The Data

The Framingham Heart Study is a long term prospective study of the etiology of cardiovascular disease among a population of free living subjects in the community of Framingham, Massachusetts. The Framingham Heart Study was a landmark study in epidemiology in that it was the first prospective study of cardiovascular disease and identified the concept of risk factors and their joint effects. The study began in 1948 and 5,209 subjects were initially enrolled in the study. Participants have been examined biennially since the inception of the study and all subjects are continuously followed through regular surveillance for cardiovascular outcomes. Clinic examination data has included cardiovascular disease risk factors and markers of disease such as blood pressure, blood chemistry, lung function, smoking history, health behaviors, ECG tracings, Echocardiography, and medication use. Through regular surveillance of area hospitals, participant contact, and death certificates, the Framingham Heart Study reviews and adjudicates events for the occurrence of Angina Pectoris, Myocardial Infarction, Heart Failure, and Cerebrovascular disease.
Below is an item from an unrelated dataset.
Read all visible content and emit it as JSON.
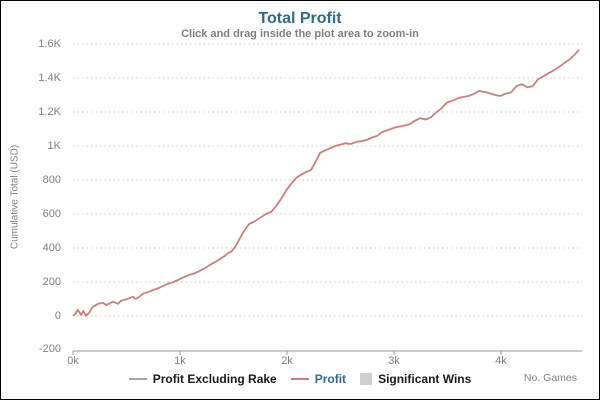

The dataset is a subset of the data collected as part of the Framingham study and includes laboratory, clinic, questionnaire, and adjudicated event data on 4,434 participants. Participant clinic data was collected during three examination periods, approximately 6 years apart, from roughly 1956 to 1968. Each participant was followed for a total of 24 years for the outcome of the following events: Angina Pectoris, Myocardial Infarction, Atherothrombotic Infarction or Cerebral Hemorrhage (Stroke) or death.

Logistic Model

Our goal will be to build a model to explain hypertension. We will do this cross-sectionally and consider what covariates at baseline explain whether or not a subject will have hypertension. Your goal with this will be to go through the output given here and pick the best model:

  1. Discuss the outcome variable ( what is the outcome, how many subjects have this outcome? …)
  2. Make a table of the values for the simple logistic regressions. Comment on what you see here.
  3. Walk through the process of multivariate model builing.
  1. Look over the models, do the coefficients look the same as the simple logistic regression?
  2. What model would you choose?
    • Make sure to show tests comparing some of the models and why you chose the model you chose.
    • Remember some tests are shown that may no be done appropriately.

Survival Model

We will now build a model to explain hypertension with survival data. Your goal with this will be to go through the output given here and pick the best model:

  1. Discuss the outcome variable ( what is the outcome, how many subjects have this outcome? …)
  2. Consider the 4 models.
    • Do the models contain significant coefficients?
    • Do the models meet the proportional hazards assumptions?
  3. Can we pick a final Model?
    • Does this have the same variables as the logistic?